In 1900 about 40% of Americans lived in urban areas, and the balance lived in rural America. In 2014, as calculated by tradingeconomies.com, the percentage of Americans living in rural areas was 18.55%. The advantage of urban areas is that virtually all of life's amenities are readily available, such as: transportation, communication, electricity, indoor plumbing, air conditioning, schools, entertainment and so on. That isn't to say that these things in some other form aren't typically available in rural areas, as they may well be, but certainly it is indicative that city life offers more modernity, convenience and variety in virtually all aspects of life that just aren't readily available in rural areas. Of course, one caveat amongst many, is that all of the really good things that you might desire in urban life, cost money, or its money equivalency, so that although there may be great riches and services in city life, that doesn't necessarily mean they are available for the likes of you, especially if you are poor. In fact, if you are poor in an urban area, you will often find yourself, not only segregated physically from real money and wealth, but also subjected to more arbitrary law and rules that keep you in your place. Not only that, but because of the guidelines and perverse incentives of the welfare state, you often will find that the most underprivileged of urban residents aren't particularly skilled at much of anything, including work ethics and responsibility, and are therefore not only effectively wards of the State, but in the manner of speaking, totally dependent on the State for their upkeep and welfare.
There was a time back in America when it was far more rural, back before the great mechanization of agricultural and back before the great migration of the underclass to the northern and upper Midwest States, to which in this previous time many of the poor and disadvantaged worked as sharecroppers and/or tenant farmers. While this existence for those sharecroppers was often exploitive, unfair, and unjust, it did have its merits, namely that the sharecroppers working the land, knew how to grow crops and raise livestock and from this work they were basically self-sufficient and knowledgeable in these areas. While the sharecroppers were often caught in a cycle of debt that would never allowed them to own their own land outright, at least they were able to provide food and shelter for their families, in an era before governmental handouts. In addition, and most importantly, this meant that most tenant farmers knew not only how to raise and to tend agricultural produce, such as corn, soybeans, and oats, but also typically how to manage livestock, such as chickens, and goats, and other barnyard animals. Further, these skills were passed from one generation to the next, so that a poor tenant sharecropping family, knew in effect, how to grow, process, and cook their own food, as well as how to make their own clothes, in addition to maintaining their own shelter and other creature comforts that they needed, to which each member of a given family contributed to the whole.
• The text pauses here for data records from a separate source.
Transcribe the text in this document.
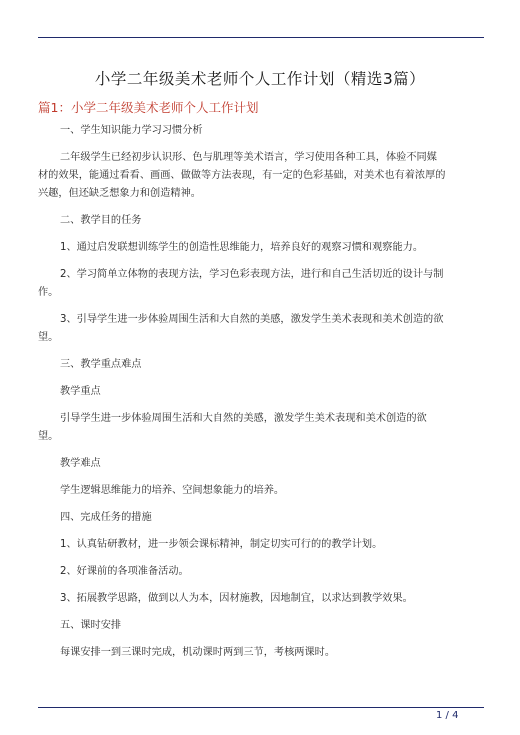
小学二年级美术老师个人工作计划（精选3篇）
篇1：小学二年级美术老师个人工作计划

一、学生知识能力学习习惯分析

二年级学生已经初步认识形、色与肌理等美术语言，学习使用各种工具，体验不同媒材的效果，能通过看看、画画、做做等方法表现，有一定的色彩基础，对美术也有着浓厚的兴趣，但还缺乏想象力和创造精神。

二、教学目的任务

1、通过启发联想训练学生的创造性思维能力，培养良好的观察习惯和观察能力。

2、学习简单立体物的表现方法，学习色彩表现方法，进行和自己生活切近的设计与制作。

3、引导学生进一步体验周围生活和大自然的美感，激发学生美术表现和美术创造的欲望。

三、教学重点难点

教学重点

引导学生进一步体验周围生活和大自然的美感，激发学生美术表现和美术创造的欲望。

教学难点

学生逻辑思维能力的培养、空间想象能力的培养。

四、完成任务的措施

1、认真钻研教材，进一步领会课标精神，制定切实可行的的教学计划。

2、好课前的各项准备活动。

3、拓展教学思路，做到以人为本，因材施教，因地制宜，以求达到教学效果。

五、课时安排

每课安排一到三课时完成，机动课时两到三节，考核两课时。

1 / 4
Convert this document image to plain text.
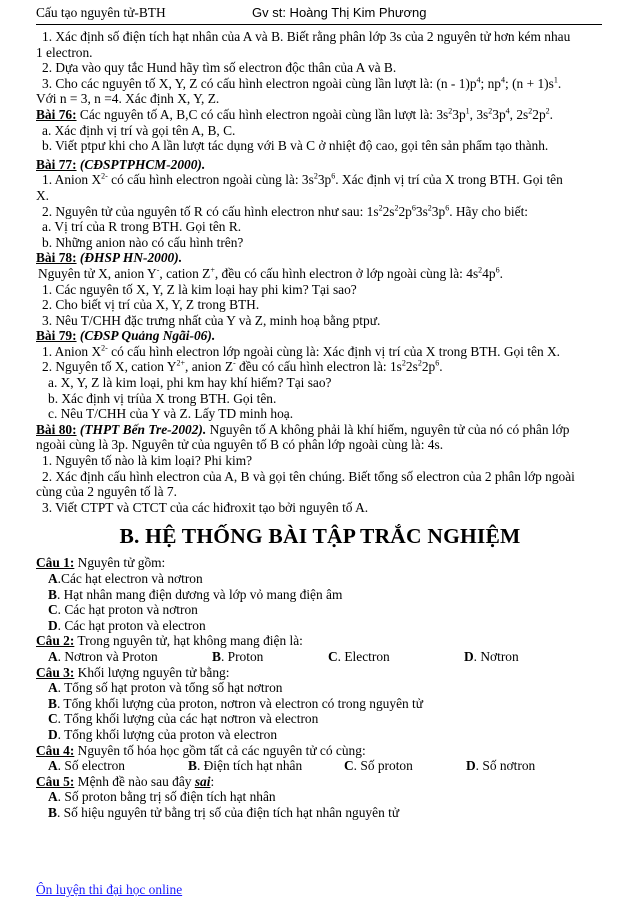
Cấu tạo nguyên tử-BTH	Gv st: Hoàng Thị Kim Phương
1. Xác định số điện tích hạt nhân của A và B. Biết rằng phân lớp 3s của 2 nguyên tử hơn kém nhau
1 electron.
2. Dựa vào quy tắc Hund hãy tìm số electron độc thân của A và B.
3. Cho các nguyên tố X, Y, Z có cấu hình electron ngoài cùng lần lượt là: $(n - 1)p^4$; $np^4$; $(n + 1)s^1$.
Với n = 3, n =4. Xác định X, Y, Z.
Bài 76: Các nguyên tố A, B,C có cấu hình electron ngoài cùng lần lượt là: $3s^23p^1$, $3s^23p^4$, $2s^22p^2$.
a. Xác định vị trí và gọi tên A, B, C.
b. Viết ptpư khi cho A lần lượt tác dụng với B và C ở nhiệt độ cao, gọi tên sản phẩm tạo thành.
Bài 77: (CĐSPTPHCM-2000).
1. Anion $X^{2-}$ có cấu hình electron ngoài cùng là: $3s^23p^6$. Xác định vị trí của X trong BTH. Gọi tên
X.
2. Nguyên tử của nguyên tố R có cấu hình electron như sau: $1s^22s^22p^63s^23p^6$. Hãy cho biết:
a. Vị trí của R trong BTH. Gọi tên R.
b. Những anion nào có cấu hình trên?
Bài 78: (ĐHSP HN-2000).
Nguyên tử X, anion Y-, cation Z+, đều có cấu hình electron ở lớp ngoài cùng là: $4s^24p^6$.
1. Các nguyên tố X, Y, Z là kim loại hay phi kim? Tại sao?
2. Cho biết vị trí của X, Y, Z trong BTH.
3. Nêu T/CHH đặc trưng nhất của Y và Z, minh hoạ bằng ptpư.
Bài 79: (CĐSP Quảng Ngãi-06).
1. Anion $X^{2-}$ có cấu hình electron lớp ngoài cùng là: Xác định vị trí của X trong BTH. Gọi tên X.
2. Nguyên tố X, cation $Y^{2+}$, anion Z- đều có cấu hình electron là: $1s^22s^22p^6$.
a. X, Y, Z là kim loại, phi km hay khí hiếm? Tại sao?
b. Xác định vị tríủa X trong BTH. Gọi tên.
c. Nêu T/CHH của Y và Z. Lấy TD minh hoạ.
Bài 80: (THPT Bến Tre-2002). Nguyên tố A không phải là khí hiếm, nguyên tử của nó có phân lớp
ngoài cùng là 3p. Nguyên tử của nguyên tố B có phân lớp ngoài cùng là: 4s.
1. Nguyên tố nào là kim loại? Phi kim?
2. Xác định cấu hình electron của A, B và gọi tên chúng. Biết tổng số electron của 2 phân lớp ngoài
cùng của 2 nguyên tố là 7.
3. Viết CTPT và CTCT của các hiđroxit tạo bởi nguyên tố A.
B. HỆ THỐNG BÀI TẬP TRẮC NGHIỆM
Câu 1: Nguyên tử gồm:
A.Các hạt electron và nơtron
B. Hạt nhân mang điện dương và lớp vỏ mang điện âm
C. Các hạt proton và nơtron
D. Các hạt proton và electron
Câu 2: Trong nguyên tử, hạt không mang điện là:
A. Nơtron và Proton	B. Proton	C. Electron	D. Nơtron
Câu 3: Khối lượng nguyên tử bằng:
A. Tổng số hạt proton và tổng số hạt nơtron
B. Tổng khối lượng của proton, nơtron và electron có trong nguyên tử
C. Tổng khối lượng của các hạt nơtron và electron
D. Tổng khối lượng của proton và electron
Câu 4: Nguyên tố hóa học gồm tất cả các nguyên tử có cùng:
A. Số electron	B. Điện tích hạt nhân	C. Số proton	D. Số nơtron
Câu 5: Mệnh đề nào sau đây sai:
A. Số proton bằng trị số điện tích hạt nhân
B. Số hiệu nguyên tử bằng trị số của điện tích hạt nhân nguyên tử
Ôn luyện thi đại học online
While sharecroppers were poor and caught up in a system which often exploited them and their labor, at least, they were gainfully employed, dedicated, and self-sufficient with real world skills that they relied upon each and every day--passing on this knowledge from generation to generation. In today's world, the poor are still with us, with far more amenities to make for a better life, however, too often there are undereducated, with little or low skills, little or no future, oppressed, bored, substance abusers, discriminated against, imprisoned, subject to arbitrary violence, and wouldn't know the first thing about how to pluck a chicken or hoeing the soil and probably don't really care.